Thayer’s Strikes Back

In discussion with fellow Christians that are committed to their traditions will use outdated materials to defend their beliefs. These desperate maneuvers to preserve a position is quite bad. I’m not directing this at anyone, but I’m leaving that for future discussions. Josh Smith(Calvinist Klein) directs you to Wallace:

“…in 1895, Adolf Deissmann published his Bibelstudien – an innocently titled work that was to revolutionize the study of the NT. In this work (later translated into English under the title Bible Studies) Deissmann showed that the Greek of the NT was not a language invented by the Holy Spirit (Hermann Cremer had called it “Holy Ghost Greek,” largely because 10 percent of its vocabulary had no secular parallels).

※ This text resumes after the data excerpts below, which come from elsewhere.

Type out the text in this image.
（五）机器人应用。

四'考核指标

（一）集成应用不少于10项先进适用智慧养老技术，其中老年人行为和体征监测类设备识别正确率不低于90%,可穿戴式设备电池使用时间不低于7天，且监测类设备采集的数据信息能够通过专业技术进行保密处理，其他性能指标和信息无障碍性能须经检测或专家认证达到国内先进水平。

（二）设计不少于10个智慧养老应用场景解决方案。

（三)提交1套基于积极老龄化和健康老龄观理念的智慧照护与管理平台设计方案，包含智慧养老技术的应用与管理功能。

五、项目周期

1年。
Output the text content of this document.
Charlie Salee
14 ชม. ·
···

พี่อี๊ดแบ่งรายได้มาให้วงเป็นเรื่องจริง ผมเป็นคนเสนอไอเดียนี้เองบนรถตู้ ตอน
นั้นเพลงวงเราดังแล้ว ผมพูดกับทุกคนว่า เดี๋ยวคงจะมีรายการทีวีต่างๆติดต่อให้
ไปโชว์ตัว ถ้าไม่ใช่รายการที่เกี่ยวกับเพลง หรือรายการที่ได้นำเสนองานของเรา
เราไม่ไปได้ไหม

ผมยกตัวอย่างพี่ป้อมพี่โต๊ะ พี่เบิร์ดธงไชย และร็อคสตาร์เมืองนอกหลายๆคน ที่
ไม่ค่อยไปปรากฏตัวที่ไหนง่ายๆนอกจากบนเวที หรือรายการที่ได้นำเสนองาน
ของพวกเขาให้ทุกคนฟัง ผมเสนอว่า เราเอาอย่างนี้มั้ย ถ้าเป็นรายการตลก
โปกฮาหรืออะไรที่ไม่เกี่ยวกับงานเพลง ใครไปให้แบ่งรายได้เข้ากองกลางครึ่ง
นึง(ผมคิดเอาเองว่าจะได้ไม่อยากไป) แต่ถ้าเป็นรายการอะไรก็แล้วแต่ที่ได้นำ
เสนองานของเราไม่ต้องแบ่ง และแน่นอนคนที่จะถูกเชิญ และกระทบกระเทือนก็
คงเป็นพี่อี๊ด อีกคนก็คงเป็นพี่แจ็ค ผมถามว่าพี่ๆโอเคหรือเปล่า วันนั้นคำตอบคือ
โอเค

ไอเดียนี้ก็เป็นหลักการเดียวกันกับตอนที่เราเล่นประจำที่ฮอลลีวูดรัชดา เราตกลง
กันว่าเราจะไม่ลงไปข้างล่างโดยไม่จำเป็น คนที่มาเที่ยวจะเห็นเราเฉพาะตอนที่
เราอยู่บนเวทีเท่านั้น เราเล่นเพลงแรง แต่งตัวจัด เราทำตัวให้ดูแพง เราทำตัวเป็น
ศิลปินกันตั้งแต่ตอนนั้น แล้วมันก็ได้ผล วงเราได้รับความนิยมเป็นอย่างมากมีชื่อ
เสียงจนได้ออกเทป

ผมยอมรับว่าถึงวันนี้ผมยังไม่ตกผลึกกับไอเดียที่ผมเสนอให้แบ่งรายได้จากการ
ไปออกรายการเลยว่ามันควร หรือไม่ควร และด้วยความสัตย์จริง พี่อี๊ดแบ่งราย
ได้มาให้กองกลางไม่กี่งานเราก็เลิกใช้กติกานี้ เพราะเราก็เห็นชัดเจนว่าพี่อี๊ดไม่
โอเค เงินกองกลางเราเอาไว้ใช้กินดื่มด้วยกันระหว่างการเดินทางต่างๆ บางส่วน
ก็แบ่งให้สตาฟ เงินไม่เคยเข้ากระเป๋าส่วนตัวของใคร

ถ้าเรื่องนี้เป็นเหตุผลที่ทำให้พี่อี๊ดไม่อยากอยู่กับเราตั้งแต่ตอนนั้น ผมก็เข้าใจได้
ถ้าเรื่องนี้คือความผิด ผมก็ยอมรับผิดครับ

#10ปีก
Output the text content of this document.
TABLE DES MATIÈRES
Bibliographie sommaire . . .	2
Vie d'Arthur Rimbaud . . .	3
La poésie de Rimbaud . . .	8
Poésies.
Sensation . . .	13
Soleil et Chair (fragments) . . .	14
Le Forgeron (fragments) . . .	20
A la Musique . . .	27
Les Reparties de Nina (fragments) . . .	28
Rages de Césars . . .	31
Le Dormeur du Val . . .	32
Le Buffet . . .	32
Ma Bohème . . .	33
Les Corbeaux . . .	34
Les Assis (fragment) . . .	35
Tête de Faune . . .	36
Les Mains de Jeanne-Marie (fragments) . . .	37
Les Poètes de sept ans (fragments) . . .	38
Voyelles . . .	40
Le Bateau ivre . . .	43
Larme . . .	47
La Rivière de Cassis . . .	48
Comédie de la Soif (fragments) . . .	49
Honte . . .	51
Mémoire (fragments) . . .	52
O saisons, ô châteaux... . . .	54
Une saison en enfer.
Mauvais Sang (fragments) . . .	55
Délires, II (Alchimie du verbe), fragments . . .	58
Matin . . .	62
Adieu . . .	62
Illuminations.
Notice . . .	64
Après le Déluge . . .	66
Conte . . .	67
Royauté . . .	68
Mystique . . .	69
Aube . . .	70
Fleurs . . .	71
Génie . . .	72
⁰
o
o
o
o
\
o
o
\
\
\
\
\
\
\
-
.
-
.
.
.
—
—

Rather, Deissmann demonstrated that the bulk of NT vocabulary was to be found in the papyri.

The pragmatic effect of Deissmann’s work was to render obsolete virtually all lexica and lexical commentaries written before the turn of the century. (Thayer’s lexicon, published in 1886, was outdated shortly after it came off the press – yet, ironically, it is still relied on today by many NT students.)”
Daniel B. Wallace. The Basics of New Testament Syntax: An Intermediate Greek Grammar. Zondervan, 2000, p. 21.